If one of the scenes that you remember from Satyajit Ray’s Agantuk is where Mamata Shankar serves goyna bodi to Utpal Dutt, then you could be a friend of Daricha, a one-stop knowledge portal aimed at documenting, promoting and disseminating Bengal’s folk and tribal culture.

Conceived by Ratnaboli Bose, Project Daricha traces the roots of performing arts like Jhumur and Raibneshe, crafts like kantha and lac dolls, art forms like alpona and patachitra and more.

Bose was working with ITC Sangeet Research Academy when she realised there was very little about the traditional art, craft and music of Bengal and other states of India on the Internet. “Whatever little information is available does not explore any particular genre of work in detail. A formal documentation of crafts and artists, at least on the Internet, is extremely necessary in our times,” said the founder and secretary of Daricha Foundation.

The journey began two years ago and the portal ( was launched in February. “Daricha in Urdu means window. This is a one-of-its-kind venture, one that we feel has the potential to become a one-stop access point for all online knowledge on India’s folk and tribal heritage. While we have started documenting in a small way, we would need to do this on a much wider scale and in a more comprehensive manner to create a lasting, impactful corpus of knowledge for dissemination,” Bose said.

The USP of the portal is that it promotes the art along with the artist/e, tracing them to the place of birth. The information is compiled and posted on the website in a structured manner, categorised according to region, genre and other details, along with photographs and audio, video clips.

“Authenticity is the keyword. Every detail is personally looked into and verified more than once. These days we also come across a lot of fake artistes. Many claim they are puppeteers, nachni performers or beni-putul makers in the hope of getting some monetary aid from the authorities. In a way, you really can’t blame them because most of them come from economically challenged backgrounds. But you have to be careful with them. Unless you are really interested and have some background about folk literature and culture, chances of being misled are high,” she said.

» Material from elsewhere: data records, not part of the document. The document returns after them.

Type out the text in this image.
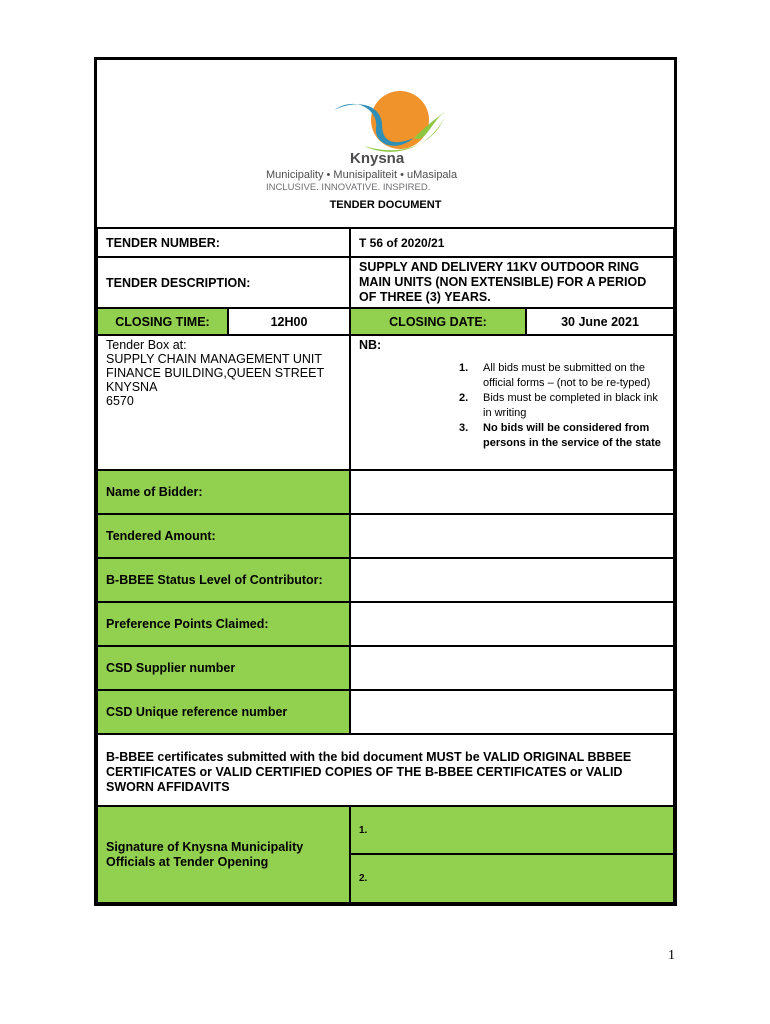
Knysna
Municipality • Munisipaliteit • uMasipala
INCLUSIVE. INNOVATIVE. INSPIRED.
TENDER DOCUMENT
TENDER NUMBER:	T 56 of 2020/21
TENDER DESCRIPTION:
SUPPLY AND DELIVERY 11KV OUTDOOR RING MAIN UNITS (NON EXTENSIBLE) FOR A PERIOD OF THREE (3) YEARS.
CLOSING TIME:	12H00	CLOSING DATE:	30 June 2021
Tender Box at:
SUPPLY CHAIN MANAGEMENT UNIT
FINANCE BUILDING,QUEEN STREET
KNYSNA
6570
NB:
1.	All bids must be submitted on the official forms – (not to be re-typed)
2.	Bids must be completed in black ink in writing
3.	No bids will be considered from persons in the service of the state
Name of Bidder:
Tendered Amount:
B-BBEE Status Level of Contributor:
Preference Points Claimed:
CSD Supplier number
CSD Unique reference number
B-BBEE certificates submitted with the bid document MUST be VALID ORIGINAL BBBEE CERTIFICATES or VALID CERTIFIED COPIES OF THE B-BBEE CERTIFICATES or VALID SWORN AFFIDAVITS
Signature of Knysna Municipality Officials at Tender Opening
1.
2.
1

Another special feature of the website is a calendar of folk culture events and interviews with experts. Each month, a particular artist/e is highlighted. In April, it is Ramapada Ghorai, a wandering puppeteer, who had earlier given up his family business of performing with puppets to work as a helper in a canteen at Jadavpur University.

Funds remain a lingering concern. Bose’s initial efforts for government aid proved futile. “I wrote to the ministry of culture and got a reply saying they’d get back to me soon. But I still haven’t heard from them after two years. One day, I decided I couldn’t wait any longer. I planned my route and set out on my own. The first trip was to Charidagram in Purulia,” said Bose, who has since approached foreign trusts and NGOs as well as corporate houses for funds.

In the beginning, Bose was met with suspicion wherever she went. During her last visit to Purulia about a year back, she met a 17-year-old girl from the Birhor tribe, which has only 75 members at present according to government records. “This girl made ropes for a living. I asked her what her dream in life was. She told me she wanted to go back to school. She had studied till Class VIII and her father had married her off.” It is these faces and dreams that inspire Bose to carry on.